The paper is organised as follows: in the next section, we give an overview of our datasets and how they were obtained. In Section 3, we study the two communities in order to gain an understanding from a foundational but effective social network analysis standpoint. In Section 4, we look at the notion of sub-communities and give evidence of their existence in our networks. Finally, in Section 5, we offer a few conclusions and briefly place this work within its broader ProofPeer context.

2 Raw Data and Extraction Process

Our raw data from the publicly-available Isabelle (isabelle-users) and Coq (coq-club) mailing lists can be summarised as follows:

  • isabelle-users: 11 818 messages, 112 MB, August 2008 to August 2015.

  • coq-club: 15 886 messages, 107 MB, August 2004 to September 2015.

These messages were gathered by downloading the mailing list data for the periods shown.111We thank Hugo Herbelin for providing the coq-club messages in a readable format. We excluded messages predating August 2008 for isabelle-users due to various issues that caused unreliable parsing of the archived data prior to this date. All data was converted to the well-known MBox format222, a task that required some care since the two communities use different mailing list managers (Mailman for isabelle-users and Sympa for coq-club) and, moreover, the mail clients of some of the users messed up the message headers in some cases.

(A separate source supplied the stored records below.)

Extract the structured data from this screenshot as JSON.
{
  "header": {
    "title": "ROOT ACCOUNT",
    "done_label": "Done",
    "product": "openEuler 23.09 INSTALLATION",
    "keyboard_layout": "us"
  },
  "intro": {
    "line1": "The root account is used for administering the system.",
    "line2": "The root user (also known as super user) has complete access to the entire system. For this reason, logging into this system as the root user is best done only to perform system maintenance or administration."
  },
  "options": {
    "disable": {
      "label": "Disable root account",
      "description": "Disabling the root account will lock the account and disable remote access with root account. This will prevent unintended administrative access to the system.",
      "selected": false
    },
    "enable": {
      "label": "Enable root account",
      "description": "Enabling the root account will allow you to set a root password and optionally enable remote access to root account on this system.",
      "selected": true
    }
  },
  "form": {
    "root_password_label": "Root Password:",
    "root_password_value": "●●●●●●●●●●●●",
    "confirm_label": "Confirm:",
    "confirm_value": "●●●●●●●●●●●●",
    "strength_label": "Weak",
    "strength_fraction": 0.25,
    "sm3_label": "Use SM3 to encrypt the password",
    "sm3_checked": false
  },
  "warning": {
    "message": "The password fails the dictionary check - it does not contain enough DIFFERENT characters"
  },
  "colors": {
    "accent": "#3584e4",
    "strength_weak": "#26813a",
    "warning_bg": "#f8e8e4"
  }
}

Once the archives are in MBox format, we extract, for each message: its unique identifier, its sender, its timestamp, and the subject. Other extracted fields shall be described later as appropriate. It is worth noting that a fair amount of time is needed to systematically clean the extracted data. Among other things, we must deal with the different character encodings (e.g. utf-8 vs. ascii vs. iso8859-1), convert dates in order to take into account time zones (and work out the message order in some cases), and remove MIME attachments (e.g. caused by users attaching screenshots on isabelle-users) and HTML tags.

Figure 1: An overview of the number of Isabelle messages exchanged per month, with an average of 143 messages/month and a peak of 339 messages in April 2015.
Figure 2: An overview of the number of Coq messages exchanged per month, with an average of 159 messages/month and a peak of 483 messages in November 2011.

Figures 1 and 2 give an idea of the distribution of messages over the time periods mentioned above. The April 2015 peak in the number of isabelle-users messages coincides with Isabelle2015-RC0 being made available for testing, but we identified no particular event to explain the peak of 483 messages in November 2011 (the longest thread for that month was about set theory and consisted of 26 messages). Overall, it is easy to spot that both isabelle-users and coq-club have been growing over the past few years, which serves the current purpose of this work.

2.1 Brief Overview of Processed Data

In this section, we give a summary of the data once it has been processed. In particular, we reconstruct the message threads using an unpublished but well-known algorithm called jwz threading that is generally considered a viable approach to parsing message threads333The algorithm can be found at Once the reconstruction is done, we only consider threads of 2 messages or more. We thus rule out most posts related to things such as calls for papers and job openings, as well as posts that receive no replies, these not being relevant to the current work. Besides, a cursory analysis reveals that messages requiring an answer but receiving none are relatively rare on both lists. We end up with the following datasets for our two mail corpora:

  • isabelle-users: 2247 threads, 10 388 messages, 600 authors.

  • coq-club: 2714 threads, 12 947 messages, 1244 authors.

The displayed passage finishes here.